Grundsätzlich ist kein richtiger Flughafen nötig, um zu starten oder zu landen. Es reicht eine ebene Grasfläche. Das ist sehr wichtig, denn je weniger Einschränkungen es bei Start und Landung gibt desto flexibler ist die Nutzung des AeroMobil. Für den Take-Off sind 200 Meter und für die Landung 100 Meter notwendig, diese Angaben sind allerdings noch nicht final und gelten für den aktuellen Prototypen.

Sind Take-Off und Landung auf normalen Straßen möglich?

In eigentlich allen Staaten Europas sind Take-Offs und Landungen auf Straßen gesetzlich nicht erlaubt.

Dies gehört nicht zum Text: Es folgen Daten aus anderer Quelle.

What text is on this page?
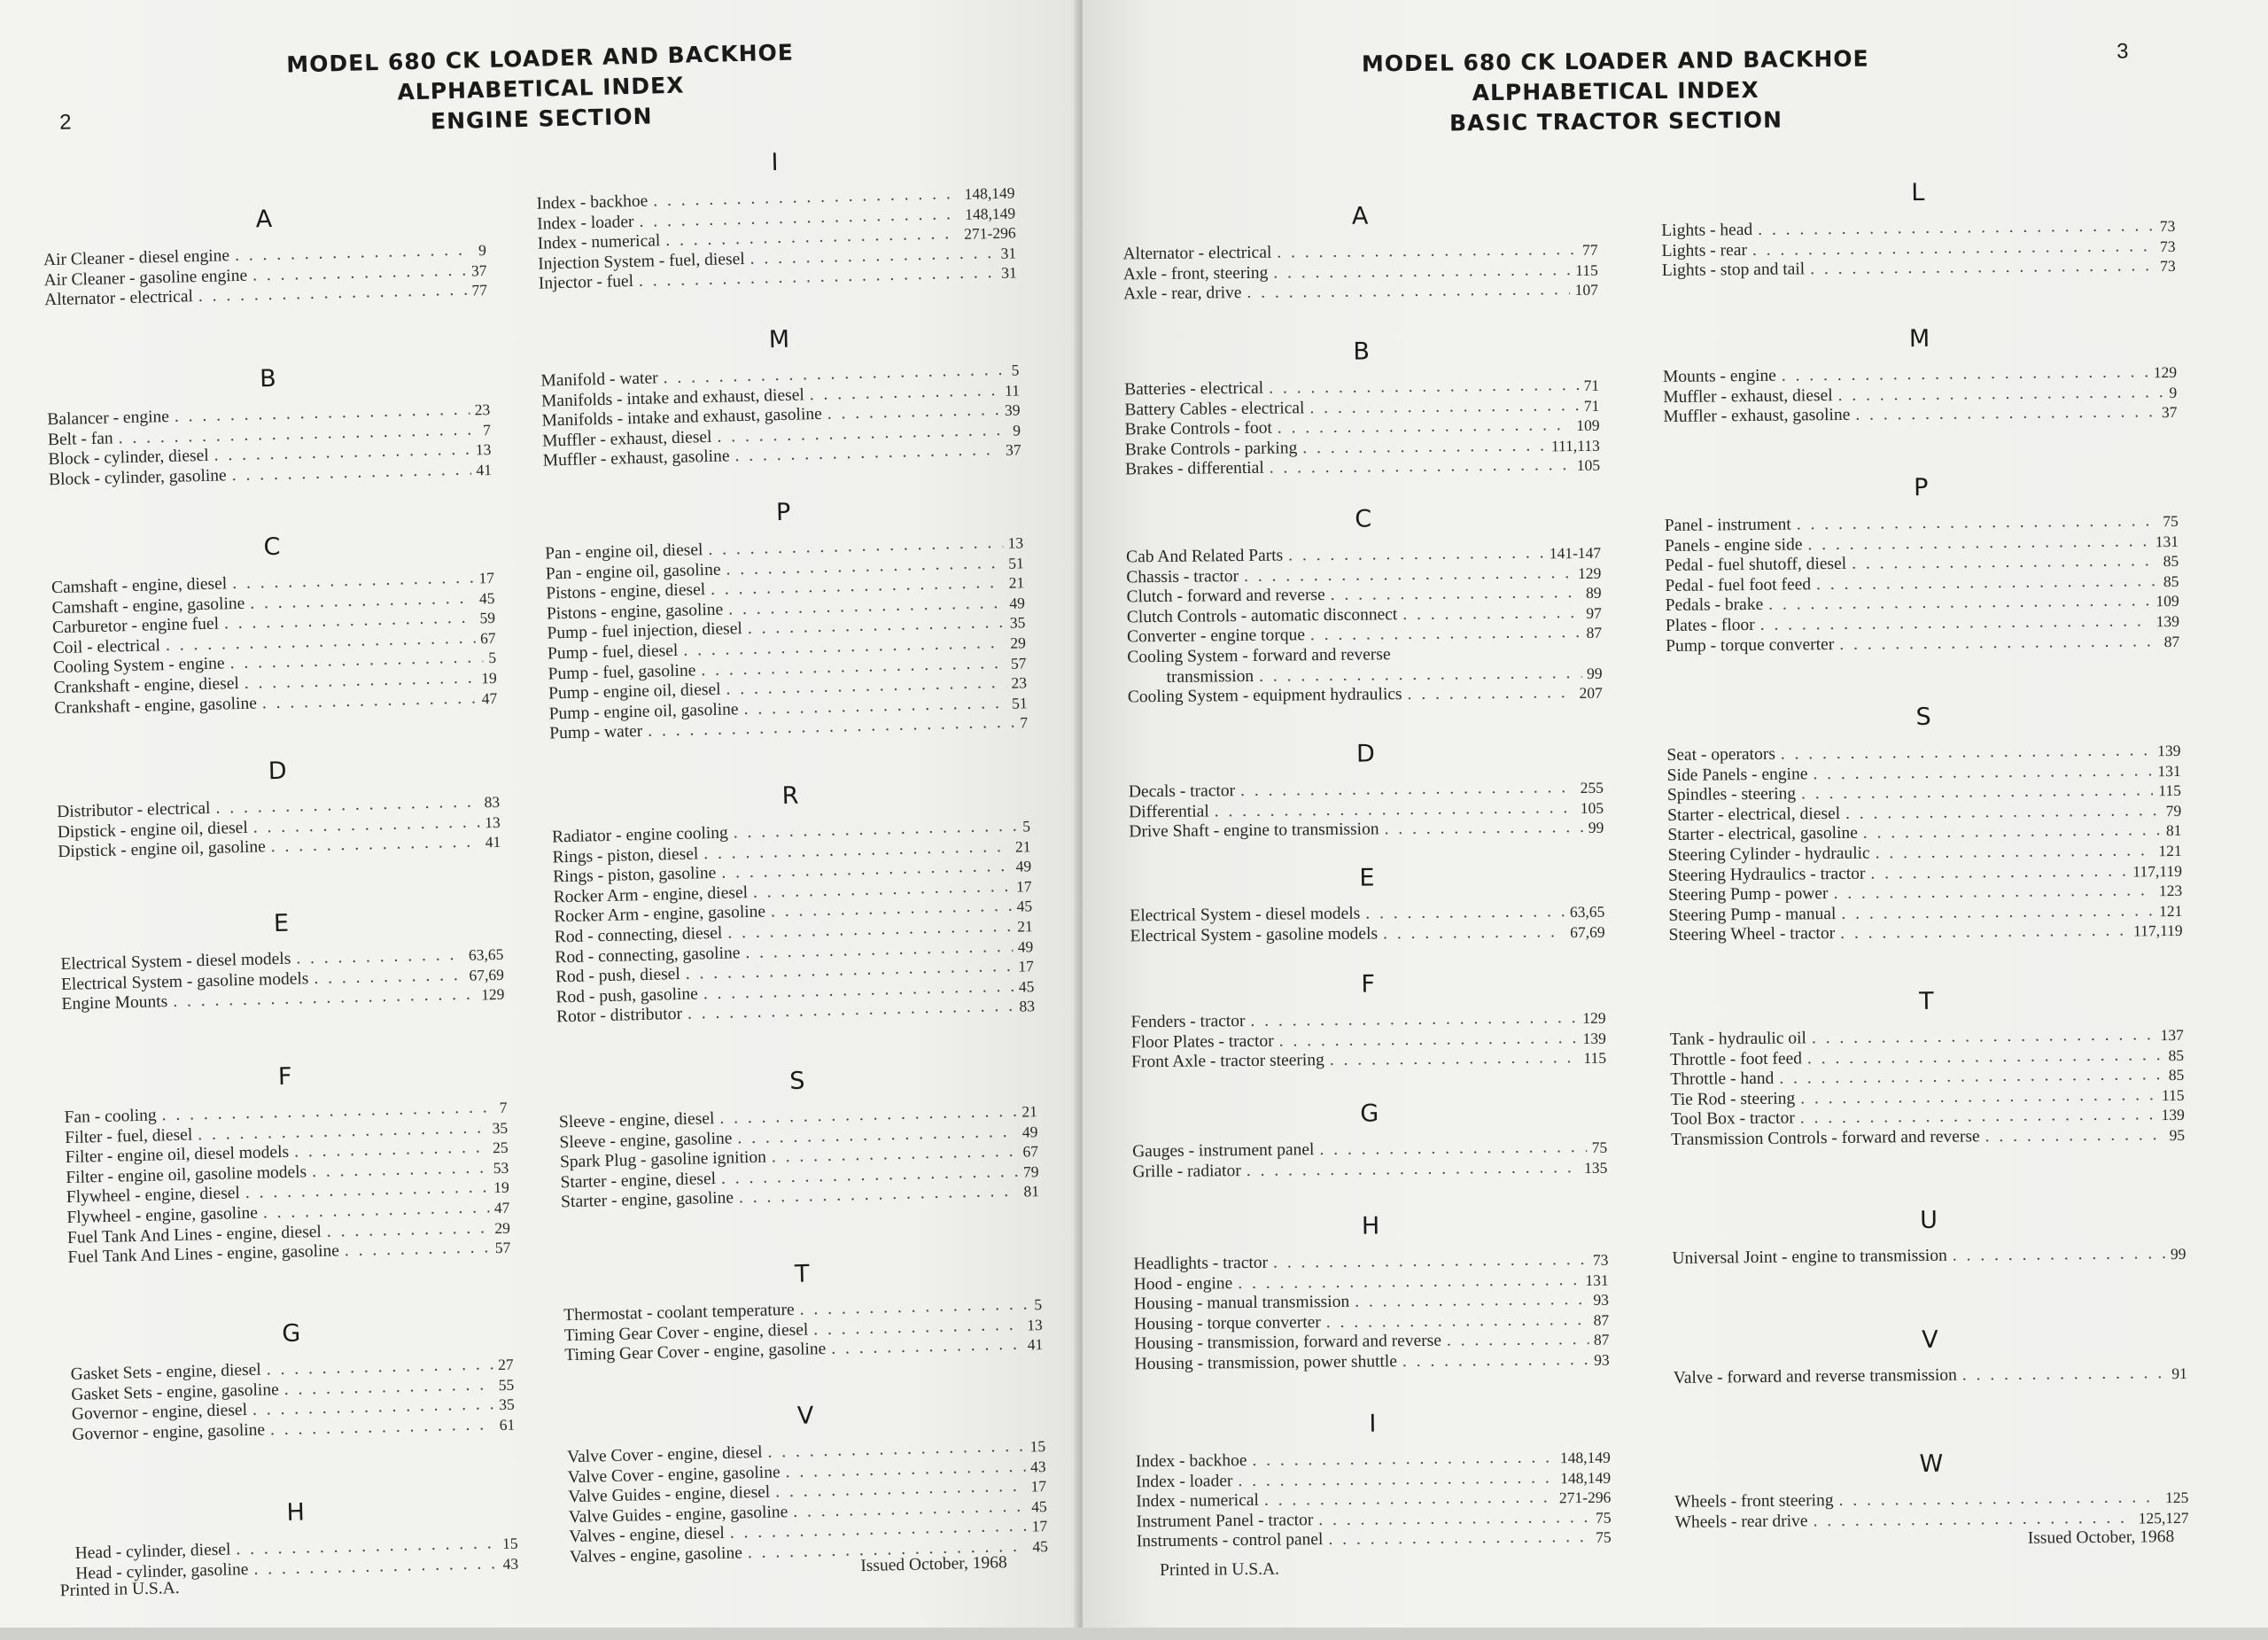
2
MODEL 680 CK LOADER AND BACKHOE
ALPHABETICAL INDEX
ENGINE SECTION
A
Air Cleaner - diesel engine . . .	9
Air Cleaner - gasoline engine . . .	37
Alternator - electrical . . .	77
B
Balancer - engine . . .	23
Belt - fan . . .	7
Block - cylinder, diesel . . .	13
Block - cylinder, gasoline . . .	41
C
Camshaft - engine, diesel . . .	17
Camshaft - engine, gasoline . . .	45
Carburetor - engine fuel . . .	59
Coil - electrical . . .	67
Cooling System - engine . . .	5
Crankshaft - engine, diesel . . .	19
Crankshaft - engine, gasoline . . .	47
D
Distributor - electrical . . .	83
Dipstick - engine oil, diesel . . .	13
Dipstick - engine oil, gasoline . . .	41
E
Electrical System - diesel models . . .	63,65
Electrical System - gasoline models . . .	67,69
Engine Mounts . . .	129
F
Fan - cooling . . .	7
Filter - fuel, diesel . . .	35
Filter - engine oil, diesel models . . .	25
Filter - engine oil, gasoline models . . .	53
Flywheel - engine, diesel . . .	19
Flywheel - engine, gasoline . . .	47
Fuel Tank And Lines - engine, diesel . . .	29
Fuel Tank And Lines - engine, gasoline . . .	57
G
Gasket Sets - engine, diesel . . .	27
Gasket Sets - engine, gasoline . . .	55
Governor - engine, diesel . . .	35
Governor - engine, gasoline . . .	61
H
Head - cylinder, diesel . . .	15
Head - cylinder, gasoline . . .	43
I
Index - backhoe . . .	148,149
Index - loader . . .	148,149
Index - numerical . . .	271-296
Injection System - fuel, diesel . . .	31
Injector - fuel . . .	31
M
Manifold - water . . .	5
Manifolds - intake and exhaust, diesel . . .	11
Manifolds - intake and exhaust, gasoline . . .	39
Muffler - exhaust, diesel . . .	9
Muffler - exhaust, gasoline . . .	37
P
Pan - engine oil, diesel . . .	13
Pan - engine oil, gasoline . . .	51
Pistons - engine, diesel . . .	21
Pistons - engine, gasoline . . .	49
Pump - fuel injection, diesel . . .	35
Pump - fuel, diesel . . .	29
Pump - fuel, gasoline . . .	57
Pump - engine oil, diesel . . .	23
Pump - engine oil, gasoline . . .	51
Pump - water . . .	7
R
Radiator - engine cooling . . .	5
Rings - piston, diesel . . .	21
Rings - piston, gasoline . . .	49
Rocker Arm - engine, diesel . . .	17
Rocker Arm - engine, gasoline . . .	45
Rod - connecting, diesel . . .	21
Rod - connecting, gasoline . . .	49
Rod - push, diesel . . .	17
Rod - push, gasoline . . .	45
Rotor - distributor . . .	83
S
Sleeve - engine, diesel . . .	21
Sleeve - engine, gasoline . . .	49
Spark Plug - gasoline ignition . . .	67
Starter - engine, diesel . . .	79
Starter - engine, gasoline . . .	81
T
Thermostat - coolant temperature . . .	5
Timing Gear Cover - engine, diesel . . .	13
Timing Gear Cover - engine, gasoline . . .	41
V
Valve Cover - engine, diesel . . .	15
Valve Cover - engine, gasoline . . .	43
Valve Guides - engine, diesel . . .	17
Valve Guides - engine, gasoline . . .	45
Valves - engine, diesel . . .	17
Valves - engine, gasoline . . .	45
Printed in U.S.A.
Issued October, 1968
3
MODEL 680 CK LOADER AND BACKHOE
ALPHABETICAL INDEX
BASIC TRACTOR SECTION
A
Alternator - electrical . . .	77
Axle - front, steering . . .	115
Axle - rear, drive . . .	107
B
Batteries - electrical . . .	71
Battery Cables - electrical . . .	71
Brake Controls - foot . . .	109
Brake Controls - parking . . .	111,113
Brakes - differential . . .	105
C
Cab And Related Parts . . .	141-147
Chassis - tractor . . .	129
Clutch - forward and reverse . . .	89
Clutch Controls - automatic disconnect . . .	97
Converter - engine torque . . .	87
Cooling System - forward and reverse
transmission . . .	99
Cooling System - equipment hydraulics . . .	207
D
Decals - tractor . . .	255
Differential . . .	105
Drive Shaft - engine to transmission . . .	99
E
Electrical System - diesel models . . .	63,65
Electrical System - gasoline models . . .	67,69
F
Fenders - tractor . . .	129
Floor Plates - tractor . . .	139
Front Axle - tractor steering . . .	115
G
Gauges - instrument panel . . .	75
Grille - radiator . . .	135
H
Headlights - tractor . . .	73
Hood - engine . . .	131
Housing - manual transmission . . .	93
Housing - torque converter . . .	87
Housing - transmission, forward and reverse . . .	87
Housing - transmission, power shuttle . . .	93
I
Index - backhoe . . .	148,149
Index - loader . . .	148,149
Index - numerical . . .	271-296
Instrument Panel - tractor . . .	75
Instruments - control panel . . .	75
L
Lights - head . . .	73
Lights - rear . . .	73
Lights - stop and tail . . .	73
M
Mounts - engine . . .	129
Muffler - exhaust, diesel . . .	9
Muffler - exhaust, gasoline . . .	37
P
Panel - instrument . . .	75
Panels - engine side . . .	131
Pedal - fuel shutoff, diesel . . .	85
Pedal - fuel foot feed . . .	85
Pedals - brake . . .	109
Plates - floor . . .	139
Pump - torque converter . . .	87
S
Seat - operators . . .	139
Side Panels - engine . . .	131
Spindles - steering . . .	115
Starter - electrical, diesel . . .	79
Starter - electrical, gasoline . . .	81
Steering Cylinder - hydraulic . . .	121
Steering Hydraulics - tractor . . .	117,119
Steering Pump - power . . .	123
Steering Pump - manual . . .	121
Steering Wheel - tractor . . .	117,119
T
Tank - hydraulic oil . . .	137
Throttle - foot feed . . .	85
Throttle - hand . . .	85
Tie Rod - steering . . .	115
Tool Box - tractor . . .	139
Transmission Controls - forward and reverse . . .	95
U
Universal Joint - engine to transmission . . .	99
V
Valve - forward and reverse transmission . . .	91
W
Wheels - front steering . . .	125
Wheels - rear drive . . .	125,127
Printed in U.S.A.
Issued October, 1968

Man darf aber von jedem beliebigen Land aus starten, solange man die Erlaubnis des Landeigentümers hat. Wenn es sich um eine private Straße handelt und man diese besitzt oder die Erlaubnis des Besitzers hat, sind theoretisch auch dort Starts und Landungen erlaubt.

Denkt ihr auch über vertikale Start- und Landemanöver nach?

Unser Fokus liegt definitiv auf einem horizontalen Start auf einer Landebahn. Wir haben uns bewusst gegen den vertikalen Ansatz entschieden, da dies deutlich mehr Gewicht, Kosten und technische Herausforderungen bedeuten würde. Unser Ziel ist es, die Start- und Landedistanz so kurz wie möglich zu gestalten.